Una ciudad que nunca me fue ajena.La Habana que viví en otra piel. (Tercera parte.)
Por Oniel Moisés Uriarte.
La brisa nocturna del mar, traía consigo el olor del salitre, azufre y petróleo mezclado con aceite, vertido por las lanchas de pasajeros que atracaban en el muelle, procedentes de los ultramarinos pueblos de Regla y Casablanca.
Ernesto caminaba por la Alameda de Paula, dirección al muelle de Luz, despacio y con las manos en los bolsillos, echaba la cabeza hacia atrás, para aspirar aquel olor único e inconfundible, de La Habana de los años cincuenta. A lo lejos, rompía el silencio la voz de Ñico Membiela, escapada de la victrola de algún bar de mala muerte, ubicado en la zona.
Era algo tarde y aun había movimiento de pasajeros, vio como descendían de la lancha recién llegada, algunos marineros o braceros del puerto, acompañados de mujeres en busca del ocio que ofrecían los bares, cantinas y prostíbulos de aquella parte de la ciudad.
Ernesto se detuvo para mirar las luces de los barcos fondeados en mitad del puerto de La Habana, apoyó su brazo sobre la pierna derecha, que flexionada, descansó sobre el muro de hormigón, fumaba y tarareaba el bolero “Cuatro vidas” acompañando la voz de Ñico Membiela, cuando el ruido de los autos le dejaban escuchar la canción que le llegaba desde la victrola del más cercano bar.
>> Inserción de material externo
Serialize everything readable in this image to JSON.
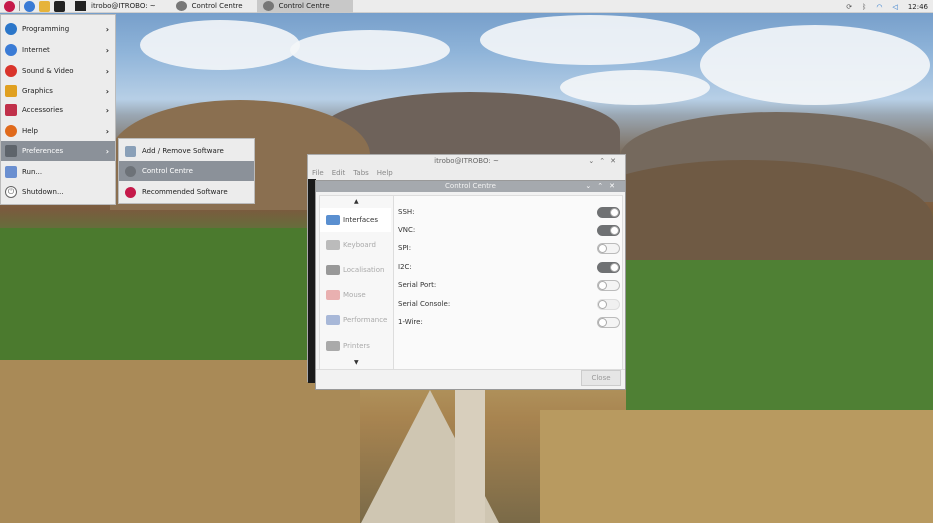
{
  "panel": {
    "tasks": [
      {
        "label": "itrobo@ITROBO: ~"
      },
      {
        "label": "Control Centre"
      },
      {
        "label": "Control Centre"
      }
    ],
    "clock": "12:46"
  },
  "menu": {
    "items": [
      {
        "label": "Programming",
        "icon": "programming-icon",
        "color": "#2b76c9"
      },
      {
        "label": "Internet",
        "icon": "globe-icon",
        "color": "#3a7bd5"
      },
      {
        "label": "Sound & Video",
        "icon": "play-icon",
        "color": "#d9342b"
      },
      {
        "label": "Graphics",
        "icon": "paintbrush-icon",
        "color": "#e0a020"
      },
      {
        "label": "Accessories",
        "icon": "knife-icon",
        "color": "#c0304a"
      },
      {
        "label": "Help",
        "icon": "lifebuoy-icon",
        "color": "#e06a1c"
      },
      {
        "label": "Preferences",
        "icon": "preferences-icon",
        "color": "#7a8088"
      },
      {
        "label": "Run...",
        "icon": "run-icon",
        "color": "#6a8fd0"
      },
      {
        "label": "Shutdown...",
        "icon": "power-icon",
        "color": "#666666"
      }
    ]
  },
  "submenu": {
    "items": [
      {
        "label": "Add / Remove Software"
      },
      {
        "label": "Control Centre"
      },
      {
        "label": "Recommended Software"
      }
    ]
  },
  "terminal": {
    "title": "itrobo@ITROBO: ~",
    "menus": [
      "File",
      "Edit",
      "Tabs",
      "Help"
    ]
  },
  "control_centre": {
    "title": "Control Centre",
    "tabs": [
      {
        "label": "Interfaces"
      },
      {
        "label": "Keyboard"
      },
      {
        "label": "Localisation"
      },
      {
        "label": "Mouse"
      },
      {
        "label": "Performance"
      },
      {
        "label": "Printers"
      }
    ],
    "rows": [
      {
        "label": "SSH:",
        "state": "on"
      },
      {
        "label": "VNC:",
        "state": "on"
      },
      {
        "label": "SPI:",
        "state": "off"
      },
      {
        "label": "I2C:",
        "state": "on"
      },
      {
        "label": "Serial Port:",
        "state": "off"
      },
      {
        "label": "Serial Console:",
        "state": "disabled"
      },
      {
        "label": "1-Wire:",
        "state": "off"
      }
    ],
    "close_label": "Close"
  }
}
Apuró el cigarro en una honda bocanada de humo, lo lanzó hacia el agua renegrida, sucia y con manchas de combustible que chocaba contra el muro y se encaminó hacia el bar Dos Hermanos, en la misma avenida del Puerto, donde le esperaba una mujer.
Se paró en la puerta, repasando con la vista el interior, al final del salón, en una apartada mesa reconoció a un hombre, sin embargo, no veía por ningún lado a la mujer que debía esperarle allí. Recorrió los metros que le separaban de la mesa de aquel conocido rostro y le encaró, justo en el momento que aquel se alzaba deslizando la silla y sin cruzar palabras le señalaba un papel doblado sobre la mesa, dejándole solo. En la misma medida en que iba leyendo el contenido de lo que allí había escrito, el gesto de su cara se iba transformando en rabia. La carta era de la mujer a quien debía encontrar y aquel que decía ser su amigo, con su silencio al marchar, le estaba dejando claro que no solo era el mensajero de una decepción, sino el causante de esta.
Estrujó con fuerzas el papel, como si lo hiciera con los que ultrajaban su honor. Se dirigió a la pulida barra de cedro, pidió al cantinero un trago doble de ron Bacardí en strike, que bebió de una sola vez, para acto seguido, irse a la victrola y poner el disco que tantas veces había escuchado, pero el que siempre le resultara lejano, no como en aquellos momentos en que sentía como la voz de Orlando Vallejo, iba describiendo en la canción “Un amigo mío,” la desdicha que a él, en esos momentos, le tocaba vivir.
Aquel hombre presuntuoso, de actitud siempre arrogante, hoy se sentía herido en lo más profundo de su orgullo, pretendiendo ahogar su pena había bebido copa tras copa de la botella hasta embriagarse. Subía por la calle Merced desde la Avenida del puerto hacia la calle Compostela. Sus pasos eran inseguros, perdiendo el equilibrio por momentos y acto seguido intentando recuperar la compostura. Así llegó hasta el portón de un solar en penumbras, avanzó hasta la escalera y subió los peldaños que le separaban del primer piso, descorrió la cortina y entró en la pequeña habitación.
Una anciana mujer se balanceaba suavemente sentada en un sillón de madera, mientras se abanicaba aliviando el calor que reinaba en el ambiente. Su pelo era canoso y cuidadosamente peinado, vestía con sencilla blusa y falda de hilo blanco, su aspecto y el pulcro rostro ajado por el paso del tiempo le daban cierto aire de bondad, mientras sus ojos por momentos avivados y por momentos denotando gran cansancio, transmitían paz y sosiego.
Hasta aquella viejecita avanzó Ernesto, para dejar caer su cuerpo suavemente y apoyar la cabeza en su regazo, mientras la huesuda mano le acariciaba el cabello, en voz baja y entre sollozos le pedía perdón por no haber escuchado dos años atrás sus sabios consejos de madre. En la radio sobre la mesita de noche, al lado de la cama, se escuchaba muy bajo la voz de Orlando Contreras, cantando uno de los boleros de moda en aquellos años, ¿Amigo de qué?